For the Stanford project, researchers will use methods pioneered by Shah to “teach” a computer how to recognize a pattern in the electronic records of Stanford patients who have been diagnosed with FH. The computer will then be instructed to analyze Stanford patient records, for signs of the pattern. The researchers will then report their findings to the patients’ personal physicians, who can encourage screening and therapy. 

“There are currently few systematic approaches to identify these patients,” said Knowles, who is the director of Stanford’s FH clinic. “The key is early identification in patients unaware of their condition before bad outcomes occur such as heart attacks.”

Machine learning, in which computer algorithms learn to recognize patterns within data, is widely used by Internet businesses such as Amazon and Netflix to improve customer experience, get information about trends, identify likes and dislikes and target advertisements, Knowles said.

“These techniques have not been widely applied in medicine, but we believe that they offer the potential to transform health care, particularly with the increased reliance on electronic health records,” he said.

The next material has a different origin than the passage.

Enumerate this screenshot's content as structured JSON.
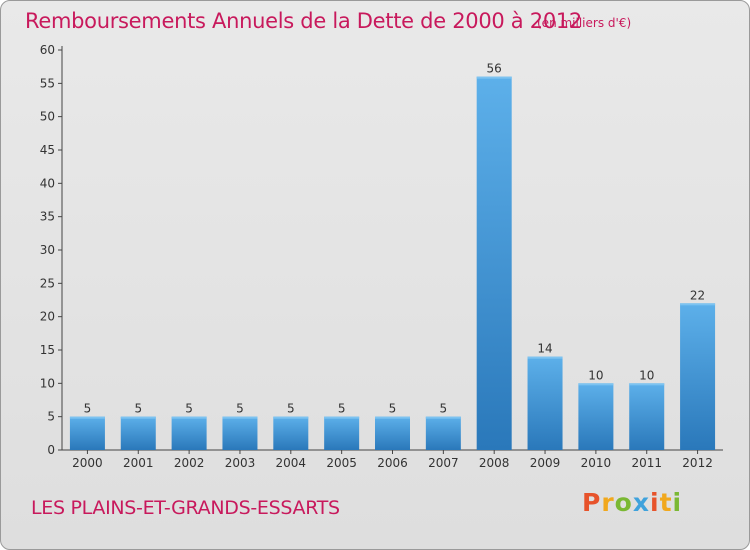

“The general approach we’ll be pioneering has broad applicability in other arenas. We hope to make our algorithms applicable to several different electronic health record platforms, and the principles can be applied to other conditions.” If successful at Stanford, the project will be tested at other academic medical centers.

The project is an example of Stanford Medicine's Biomedical Data Science Initiative, which strives to make powerful transformations in human health and scientific discovery by fostering innovative collaborations among medical researchers, computer scientists, statisticians and physicians.

Stanford researchers also will participate in other aspects of the larger initiative, including an effort led by the Familial Hypercholesterolemia Foundation to screen large aggregated databases for the disorder on a national level. Other components of the initiative include patient education, family screening and a directory of health-care providers with experience in treating familial hypercholesterolemia.

“FIND FH is a forward-thinking and groundbreaking initiative to identify individuals who are at profound risk of early and aggressive heart disease because they have FH, through the use of innovative technologies,” said Katherine Wilemon, founder and president of the foundation.